The Call to North Africa
3. A Call for Partnership
Some time ago eight Muslims in a North African university city decided to acknowledge their faith in Christ by taking baptism. Later they said: "We decided to follow Jesus partly because we saw that His followers knew each other, loved each other, and spoke well of each other." They had recognized the importance of Christians joining in effective partnership to share the gospel with the people around them.
In 1986 North Africa's first annual regional partnership meeting brought twelve people from eight agencies to talk and pray about ways they could work together to reach the region. By 1998 the partnership had grown to 80 agencies and churches. In the last five years alone the number of organizations partnering to reach North Africa has doubled.
4. A Call for Media Ministry
Satellite TV in North Africa
Uncensored satellite TV services have taken North Africa by storm. During the past ten years more than 40 million people in the area (100 million in all Arab countries) have installed satellite dishes in their homes. Today satellite dishes are even seen on mud-brick buildings in the Moroccan countryside.
SAT-7, a Christian satellite TV service that started in 1996, has consistantly had more responses from Algeria and Morocco than any other Arab countries. On April 1, 1999, SAT-7 began broadcasting four days a week.
A Bible society executive who visited Morocco recently reported that everyone he met, in both government and commercial circles, took the initiative to talk about SAT-7, saying that it had dramatically changed their understanding of Christianity.
Entire families watch SAT-7, and much of the feedback comes from women and children. One Algerian teenager wrote, "I would like to become a Christian. How can I do this?" A man from Morocco wrote, "My friend has a satellite dish and has been corresponding with you. When he came to visit me I noticed a big change in his personality -- great happiness and peace of soul. He tried to explain what happened, but I understood nothing other than he now believes in Jesus. That is why I am writing you. I am eager to know more about the Christian faith and about Jesus."
Christian radio and satellite television broadcasts have sown much seed in North African hearts - and a harvest is now being reaped on the ground.

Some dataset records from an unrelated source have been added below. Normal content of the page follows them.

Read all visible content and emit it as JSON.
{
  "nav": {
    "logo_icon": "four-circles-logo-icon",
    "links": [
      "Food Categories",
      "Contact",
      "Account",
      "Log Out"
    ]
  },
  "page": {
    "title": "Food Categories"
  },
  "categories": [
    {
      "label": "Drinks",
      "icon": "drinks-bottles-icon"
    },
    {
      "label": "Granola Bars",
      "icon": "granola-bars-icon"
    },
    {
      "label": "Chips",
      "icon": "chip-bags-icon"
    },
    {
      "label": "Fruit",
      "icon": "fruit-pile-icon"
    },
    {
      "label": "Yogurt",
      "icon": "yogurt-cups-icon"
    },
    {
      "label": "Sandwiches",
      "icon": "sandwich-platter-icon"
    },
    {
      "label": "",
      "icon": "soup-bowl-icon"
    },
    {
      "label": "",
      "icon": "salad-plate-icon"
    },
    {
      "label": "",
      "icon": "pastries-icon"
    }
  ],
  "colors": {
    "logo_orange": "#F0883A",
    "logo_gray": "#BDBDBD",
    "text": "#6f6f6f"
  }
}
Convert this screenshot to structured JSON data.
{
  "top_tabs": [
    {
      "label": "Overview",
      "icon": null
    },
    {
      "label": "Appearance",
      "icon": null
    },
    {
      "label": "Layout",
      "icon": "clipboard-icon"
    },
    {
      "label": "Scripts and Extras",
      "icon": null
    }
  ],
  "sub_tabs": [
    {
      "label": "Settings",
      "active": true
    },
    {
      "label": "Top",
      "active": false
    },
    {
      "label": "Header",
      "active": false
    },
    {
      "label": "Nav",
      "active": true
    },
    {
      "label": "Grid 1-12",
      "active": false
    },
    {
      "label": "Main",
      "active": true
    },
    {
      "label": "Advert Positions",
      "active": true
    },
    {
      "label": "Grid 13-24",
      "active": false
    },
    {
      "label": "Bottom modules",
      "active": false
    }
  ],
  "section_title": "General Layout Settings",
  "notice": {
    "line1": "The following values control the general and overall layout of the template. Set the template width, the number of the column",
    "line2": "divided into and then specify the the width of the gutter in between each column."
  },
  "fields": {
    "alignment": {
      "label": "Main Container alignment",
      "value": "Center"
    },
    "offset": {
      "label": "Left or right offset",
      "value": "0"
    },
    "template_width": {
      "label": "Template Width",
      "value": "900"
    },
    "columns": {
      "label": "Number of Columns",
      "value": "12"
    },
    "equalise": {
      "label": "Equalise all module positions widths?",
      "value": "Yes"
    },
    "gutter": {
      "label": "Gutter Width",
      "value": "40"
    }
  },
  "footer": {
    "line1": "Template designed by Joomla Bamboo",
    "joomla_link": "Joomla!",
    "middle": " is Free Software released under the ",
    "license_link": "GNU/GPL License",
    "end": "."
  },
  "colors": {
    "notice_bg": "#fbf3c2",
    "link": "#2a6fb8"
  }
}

In the past it was difficult to determine just how effective these types of ministries really were. That began to change several years ago when Christian broadcasters started giving lists of names to the Christian community to follow up.
One of the people listed had been listening to the radio programs for about four years. He had become a Christian but had never met another believer and did not have a whole Bible to read. He was very excited when he finally met a Christian worker and realized that there were other Christians in his region. He is now strong in the Lord, a bold evangelist and is himself involved in following up radio contacts.
One day he and two others went to a small village to meet another listener. They only knew the person's name (which turned out not to be his real name) and that he had some sort of business on the main street of the village. They prayed that they would be able to find him, knowing that asking too many questions could arouse suspicion.
They chose a shop at random and one visitor went in to inquire. After a long time, he finally came out. "It's him! It's him!" he said excitedly.
The man was so excited to meet them that he closed his shop and took them for a drive in the countryside so they could talk openly without being heard. He had been listening to the radio programs for several years and had come to know Christ through them.
He, too, did not have an Arabic Bible. A tourist had given him an English Bible,
but he did not know English. The Bible did have an Arabic translation of John 3:16,
and he had clung to that one verse. He had also tried to write down by hand everything
he heard on the radio, especially the Bible verses. In this way he had put together his
own "Bible" and had even shared his handwritten book with some of his friends. "He
was so excited to finally meet other Christians," his visitors reported. "His eyes
were as big as saucers and his face was shining when he realized he was part of a
family of believers and not all alone."